By James Rickman

New rules for fulfilling your creative dreams:

  1. Work when you're tired
  2. Work when you're buzzed
  3. Forget everything you learned in school

We've already blogged about studies showing that fatigue and a cocktail can kickstart your right brain. Last week, Jonah Lehrer upped the ante in his Frontal Cortex blog, suggesting that intelligence can actually make you dumber. The weird thing is, he illustrates his point with the same brain-teaser that appeared a few months ago in that fatigue study.

Oh yes, the lilypads are back. Here's Lehrer's version: "In a lake, there is a patch of lily pads. Every day, the patch doubles in size. If it takes 48 days for the patch to cover the entire lake, how long would it take for the patch to cover half of the lake?"
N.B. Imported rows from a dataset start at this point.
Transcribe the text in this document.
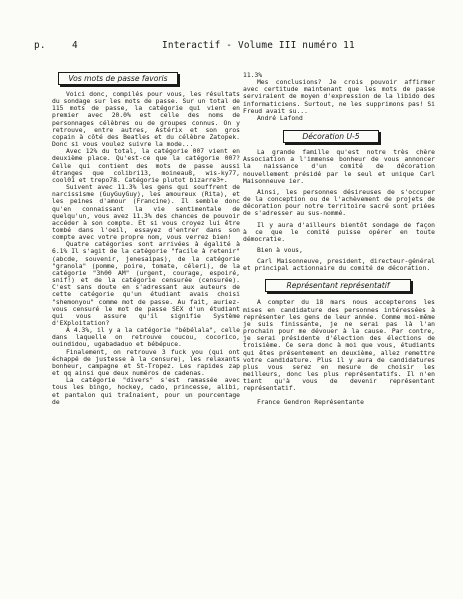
p.	4	Interactif - Volume III numéro 11
Vos mots de passe favoris

Voici donc, compilés pour vous, les résultats du sondage sur les mots de passe. Sur un total de 115 mots de passe, la catégorie qui vient en premier avec 20.0% est celle des noms de personnages célèbres ou de groupes connus. On y retrouve, entre autres, Astérix et son gros copain à côté des Beatles et du célèbre Zatopek. Donc si vous voulez suivre la mode...

Avec 12% du total, la catégorie 007 vient en deuxième place. Qu'est-ce que la catégorie 007? Celle qui contient des mots de passe aussi étranges que colibri13, moineau8, wis-ky77, cool01 et trepo78. Catégorie plutot bizarre3+.

Suivent avec 11.3% les gens qui souffrent de narcissisme (GuyGuyGuy), les amoureux (Rita), et les peines d'amour (Francine). Il semble donc qu'en connaissant la vie sentimentale de quelqu'un, vous avez 11.3% des chances de pouvoir accéder à son compte. Et si vous croyez lui être tombé dans l'oeil, essayez d'entrer dans son compte avec votre propre nom, vous verrez bien!

Quatre catégories sont arrivées à égalité à 6.1% Il s'agit de la catégorie "facile à retenir" (abcde, souvenir, jenesaipas), de la catégorie "granola" (pomme, poire, tomate, céleri), de la catégorie "3h00 AM" (urgent, courage, espoiré, snif!) et de la catégorie censurée (censurée). C'est sans doute en s'adressant aux auteurs de cette catégorie qu'un étudiant avais choisi "shemonyou" comme mot de passe. Au fait, auriez-vous censuré le mot de passe SEX d'un étudiant qui vous assure qu'il signifie Système d'EXploitation?

A 4.3%, il y a la catégorie "bébélala", celle dans laquelle on retrouve coucou, cocorico, ouindidou, ugabadaduo et bébépuce.

Finalement, on retrouve 3 fuck you (qui ont échappé de justesse à la censure), les relaxants bonheur, campagne et St-Tropez. Les rapides zap et qq ainsi que deux numéros de cadenas.

La catégorie "divers" s'est ramassée avec tous les bingo, hockey, cado, princesse, alibi, et pantalon qui traînaient, pour un pourcentage de

11.3%

Mes conclusions? Je crois pouvoir affirmer avec certitude maintenant que les mots de passe serviraient de moyen d'expression de la libido des informaticiens. Surtout, ne les supprimons pas! Si Freud avait su...

André Lafond

Décoration U-5

La grande famille qu'est notre très chère Association a l'immense bonheur de vous annoncer la naissance d'un comité de décoration nouvellement présidé par le seul et unique Carl Maisonneuve ier.

Ainsi, les personnes désireuses de s'occuper de la conception ou de l'achèvement de projets de décoration pour notre territoire sacré sont priées de s'adresser au sus-nommé.

Il y aura d'ailleurs bientôt sondage de façon à ce que le comité puisse opérer en toute démocratie.

Bien à vous,

Carl Maisonneuve, president, directeur-général et principal actionnaire du comité de décoration.

Représentant représentatif

A compter du 18 mars nous accepterons les mises en candidature des personnes intéressées à représenter les gens de leur année. Comme moi-même je suis finissante, je ne serai pas là l'an prochain pour me dévouer à la cause. Par contre, je serai présidente d'élection des élections de troisième. Ce sera donc à moi que vous, étudiants qui êtes présentement en deuxième, allez remettre votre candidature. Plus il y aura de candidatures plus vous serez en mesure de choisir les meilleurs, donc les plus représentatifs. Il n'en tient qu'à vous de devenir représentant représentatif.

France Gendron Représentante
Scientists have noted a correlation between high scores on tests like the S.A.T. and low success rates in solving this kind of problem. But what the fatigue study points out, and Lehrer's post doesn't, is that the lilypad problem measures "insight." It's more about spotting the logical pitfall than doing the math. (Give up? Find the answer here.) The fact that both studies use the same problem allows us to make a tentative connection: if intelligence gets in the way of creative problem solving, does it get in the way of plain old creativity? Are the "biases" that Lehrer talks about—"a long list of mental shortcuts, which often lead [people] to make foolish decisions"—killing our inspirado?

And if this is true, how does it apply to real life? I'm reminded of the "brain dump" exercises that sometimes kick off creative writing classes: ten or fifteen minutes of nonstop writing, even if you spend most of that time scribbling the same Simpsons quote over and over. One of my grad school teachers, spotting a stilled pen, used to bark "Don't think—write!" Brain dumps are great for bypassing the doubt and deliberation of conscious thought. But then, who on earth wants to read them?

Intelligence—sober, focused intelligence—has to step in at some point. Even if it's riddled with biases and blind spots, as Lehrer says, nine times out of ten it's the only thing that's going to transform that raw material into something that tells and connects. I guess what I'm taking from Lehrer is the sense that the boundary between instinct and intelligence, like most dichotomies, is much blurrier than we might think. Writing doesn't pass through one into the other; if we're lucky, it swirls between them throughout the creative process.

"Duh," you say? Fair enough. But it might be worth following all this confounding research and looking for "bias blind spots" in our own creative projects—although Lehrer also quotes Richard West and Keith Stanovich's finding that "people who were aware of their own biases were not better able to overcome them."

I wish I could tell you how to become that perfect creative vessel—the early-rising middlebrow boozer—but I can't. I'm too smart.